One of the New Zealand Association for the Deaf’s priorities is to get interpreters for the profoundly deaf.
This was the message in a speech from Mrs Pat Dugdale, field officer for the association, read to a luncheon meeting of the Rotary Club of Wellington by her assistant, Ruth Pemberton.
Mrs Dugdale was absent from the meeting after a minor accident.
“Easily silenced, easily ignored” were the words she used to describe the profoundly deaf who make up the association. She said they were generally at a disadvantage in the political and public field.
Mrs Dugdale, herself deaf since the age of 9, outlined in the speech,
Steps Toward a Better Tomorrow for the Deaf, the priorities of the association which have been presented to the Board of Health committee on hearing.
Mrs Dugdale said interpreters would be valuable in places like courts, where there had been a case in Wellington of a deaf woman in the dock unable to understand the proceedings.

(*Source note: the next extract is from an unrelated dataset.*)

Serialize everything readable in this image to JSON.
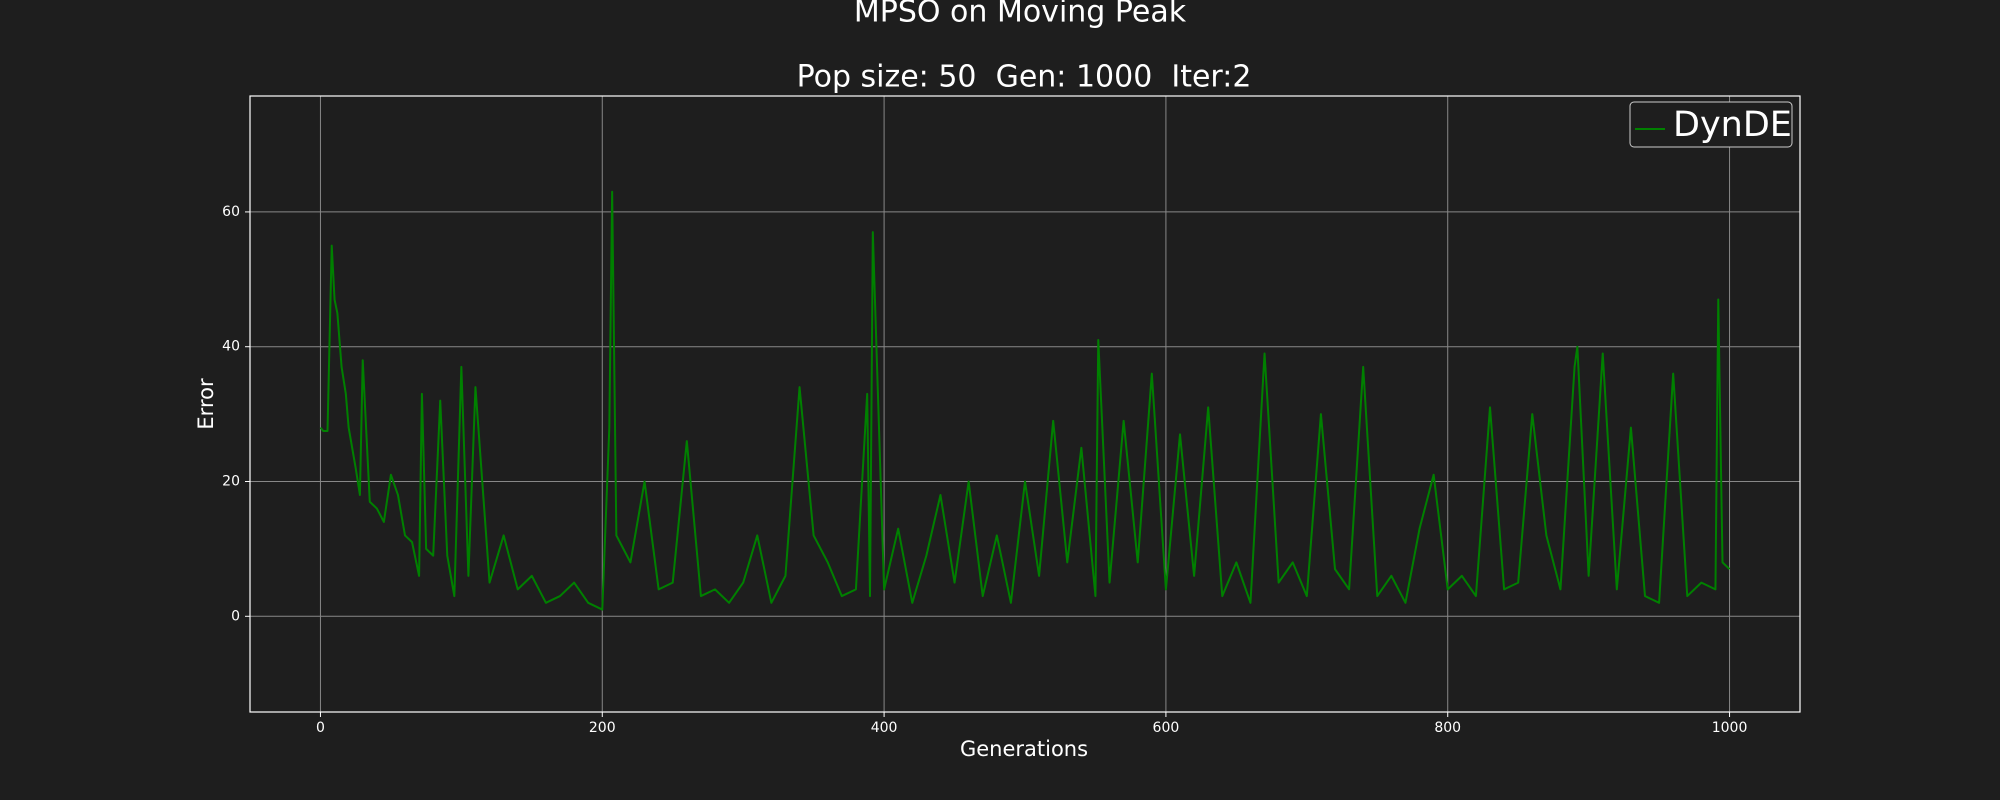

Mrs Dugdale said that though she was a fluent speaker she could be difficult to understand and her assistant usually read her speeches. That was cited as another example of the need for interpreters.
The association also wants total funding and extension of field officers for the deaf. It wants a review of education for the deaf, a leadership training scheme and an examination of the need for a special psychiatric service.
Mrs Dugdale said: “We have the futile and harmful absurdity of deaf patients being diagnosed and treated by psychiatrists who cannot communicate with them…”
She said the association still needed to find 25 per cent of its funding, particularly to extend its services to areas like Hawke’s Bay and Otago where it is urgently needed.
Mrs Dugdale listed three groups of deaf people — deaf children, adults who were born deaf or became deaf at an early age, and people who became deaf during adulthood.
She said there was a need to present a “united front” and to this end the Combined New Zealand Societies for the Deaf had recently established a national secretariat.
Three people from the association, two deaf, will go to Washington’s Gallaudet University for the deaf next month to study leadership training.
Mrs Dugdale said the Wellington field office was assured of survival but was “more or less chronically hard up”.
It needed a new office due to the takeover of the DIC building.